Calif. man convicted in booby trap police attacks

A Southern California jury on Monday convicted a man of attempted murder in a string of bizarre attacks on police that included improvised booby traps and the firing of a World War II-era bazook...

A Southern California jury on Monday convicted a man of attempted murder in a string of bizarre attacks on police that included improvised booby traps and the firing of a World War II-era bazooka at a police station.

Nicholas John Smit, 41, of San Jacinto, was found guilty of four counts of attempted murder of a police officer, all of them for orchestrating attacks against the same Hemet police detective who had arrested him on a drug charge, Riverside County district attorney's spokesman John Hall said.

In one instance, natural gas was rerouted into the office of a gang task force and rigged to explode. In the bazooka attack, a training rocket was fired from the roof of a nearby market and started a small fire.

"He's almost like a movie-type villain, who's just very, very flawed," Deputy District Attorney Daniel DeLimon told The Associated Press after the verdict.

The bold attacks began in late 2009, putting police officers on edge and unsettling the desert community of Hemet, about 80 miles southeast of Los Angeles.
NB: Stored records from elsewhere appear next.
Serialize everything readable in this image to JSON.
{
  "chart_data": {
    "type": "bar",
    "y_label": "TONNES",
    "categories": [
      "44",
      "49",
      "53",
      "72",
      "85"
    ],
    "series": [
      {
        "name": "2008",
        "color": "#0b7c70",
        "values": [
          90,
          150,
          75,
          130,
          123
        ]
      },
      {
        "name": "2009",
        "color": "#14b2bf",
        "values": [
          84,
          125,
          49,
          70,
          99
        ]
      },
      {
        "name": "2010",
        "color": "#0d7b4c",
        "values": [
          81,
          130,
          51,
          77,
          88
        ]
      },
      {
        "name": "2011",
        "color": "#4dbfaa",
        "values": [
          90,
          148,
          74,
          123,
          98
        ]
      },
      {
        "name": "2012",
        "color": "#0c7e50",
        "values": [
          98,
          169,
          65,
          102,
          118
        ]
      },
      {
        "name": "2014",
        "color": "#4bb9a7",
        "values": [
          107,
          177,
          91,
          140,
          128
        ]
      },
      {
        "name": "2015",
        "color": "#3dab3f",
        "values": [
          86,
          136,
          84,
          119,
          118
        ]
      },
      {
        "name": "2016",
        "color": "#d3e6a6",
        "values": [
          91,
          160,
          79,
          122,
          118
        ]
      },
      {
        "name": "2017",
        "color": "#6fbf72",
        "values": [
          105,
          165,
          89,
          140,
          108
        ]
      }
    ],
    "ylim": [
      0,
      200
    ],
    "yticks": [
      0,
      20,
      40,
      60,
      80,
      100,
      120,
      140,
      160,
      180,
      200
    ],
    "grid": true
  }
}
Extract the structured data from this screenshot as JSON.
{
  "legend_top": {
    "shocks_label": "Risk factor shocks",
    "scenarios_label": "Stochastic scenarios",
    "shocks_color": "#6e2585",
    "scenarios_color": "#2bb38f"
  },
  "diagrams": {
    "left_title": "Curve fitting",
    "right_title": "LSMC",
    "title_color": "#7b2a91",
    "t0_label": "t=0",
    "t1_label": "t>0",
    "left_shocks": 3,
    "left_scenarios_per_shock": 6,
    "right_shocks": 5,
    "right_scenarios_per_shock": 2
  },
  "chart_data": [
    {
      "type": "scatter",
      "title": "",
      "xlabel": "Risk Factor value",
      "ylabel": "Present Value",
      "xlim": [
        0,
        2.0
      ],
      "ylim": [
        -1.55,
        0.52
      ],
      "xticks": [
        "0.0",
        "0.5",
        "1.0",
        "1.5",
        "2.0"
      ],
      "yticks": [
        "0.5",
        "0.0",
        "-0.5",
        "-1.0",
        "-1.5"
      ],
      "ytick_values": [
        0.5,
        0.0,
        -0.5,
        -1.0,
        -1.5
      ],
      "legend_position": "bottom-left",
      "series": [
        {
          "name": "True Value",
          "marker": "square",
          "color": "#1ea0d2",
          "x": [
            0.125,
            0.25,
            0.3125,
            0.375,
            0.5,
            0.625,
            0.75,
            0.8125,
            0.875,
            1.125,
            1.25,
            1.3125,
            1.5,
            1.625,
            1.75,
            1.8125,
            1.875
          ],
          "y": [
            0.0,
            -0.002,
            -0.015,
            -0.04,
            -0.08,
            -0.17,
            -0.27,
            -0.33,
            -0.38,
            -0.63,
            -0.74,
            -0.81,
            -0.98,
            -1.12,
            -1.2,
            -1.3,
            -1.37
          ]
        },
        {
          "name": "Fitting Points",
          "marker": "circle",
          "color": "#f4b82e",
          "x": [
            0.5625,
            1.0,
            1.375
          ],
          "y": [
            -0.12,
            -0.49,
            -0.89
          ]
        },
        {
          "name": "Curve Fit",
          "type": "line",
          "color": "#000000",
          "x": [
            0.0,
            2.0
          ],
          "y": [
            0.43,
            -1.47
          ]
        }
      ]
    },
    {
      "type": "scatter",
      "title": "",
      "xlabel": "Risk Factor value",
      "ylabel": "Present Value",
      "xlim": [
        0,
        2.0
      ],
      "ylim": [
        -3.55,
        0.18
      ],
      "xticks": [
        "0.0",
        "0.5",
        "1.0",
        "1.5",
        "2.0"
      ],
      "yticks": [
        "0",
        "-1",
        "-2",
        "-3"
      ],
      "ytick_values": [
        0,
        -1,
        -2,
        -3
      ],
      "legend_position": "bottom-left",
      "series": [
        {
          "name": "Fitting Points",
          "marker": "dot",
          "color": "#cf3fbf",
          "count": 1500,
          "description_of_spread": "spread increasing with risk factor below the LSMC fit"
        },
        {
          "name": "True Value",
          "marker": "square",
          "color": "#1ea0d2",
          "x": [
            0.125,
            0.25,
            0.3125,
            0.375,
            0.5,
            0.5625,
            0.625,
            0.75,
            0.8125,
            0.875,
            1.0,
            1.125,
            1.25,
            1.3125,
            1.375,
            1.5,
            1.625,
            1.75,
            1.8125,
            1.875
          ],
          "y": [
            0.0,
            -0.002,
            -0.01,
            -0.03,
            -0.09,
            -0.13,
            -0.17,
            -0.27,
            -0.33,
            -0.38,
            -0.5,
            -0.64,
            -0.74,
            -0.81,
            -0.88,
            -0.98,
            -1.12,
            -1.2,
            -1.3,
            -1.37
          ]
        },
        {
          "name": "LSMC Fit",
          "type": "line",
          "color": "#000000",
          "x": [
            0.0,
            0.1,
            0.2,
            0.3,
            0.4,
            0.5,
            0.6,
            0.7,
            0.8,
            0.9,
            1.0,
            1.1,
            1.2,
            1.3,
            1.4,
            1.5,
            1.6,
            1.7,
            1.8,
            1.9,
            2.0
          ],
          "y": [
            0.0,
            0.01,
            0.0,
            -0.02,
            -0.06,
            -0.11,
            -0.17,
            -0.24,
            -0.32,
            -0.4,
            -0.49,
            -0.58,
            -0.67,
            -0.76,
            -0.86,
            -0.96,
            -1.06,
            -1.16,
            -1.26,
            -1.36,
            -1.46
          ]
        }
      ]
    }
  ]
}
At first, a motorcycle gang was blamed, but its members were cleared.

DeLimon called the attacks "anonymous and frightening."

"It was a very difficult time for the Hemet Police Department," he said.

The attacks stemmed from Smit's anger at Detective Chuck Johnson, who had arrested him earlier in 2009, prosecutors said.

On Dec. 7, 2009, Johnson discovered a booby trap outside his Hemet home. It consisted of a board lined with nails connected to a trip wire that led to his unmarked police cruiser. The nails were barbed and smeared with fecal matter.

Over the next six months, members of the Hemet-San Jacinto Valley Gang Task Force — of which Johnson was a member — were targeted in eight more suspicious incidents, including arsons and attempted shootings.

"Mr. Smit was very angry about being arrested and made repeated efforts to target and eliminate Detective Johnson," DeLimon told the jury during the trial.

Smit's attorney, Bob Gazley, said his client was incapable of launching sophisticated attacks against the detective, calling the attacks and the community outrage a "perfect storm of coincidence" that left Smit wrongly accused.

Jurors deliberated for five days after a five-week trial in Murrieta. They convicted Smit of 11 felonies, including conspiracy and assembling a booby trap. He faces multiple life terms in prison at his sentencing, scheduled for Dec. 2.

The jury was deadlocked on a 12th charge — the attempted murder of a different detective, in which Smit was alleged to have placed a homemade gun on a police entry gate that fired but missed when the detective opened it.

When the jury told Judge Mark Mandio of the impasse, he made the rare move of allowing each side to argue its case again for 10 minutes each, and had the jury continue deliberations, but they still couldn't reach a verdict.

Prosecutors would decide whether to retry Smit on the charge, Hall said.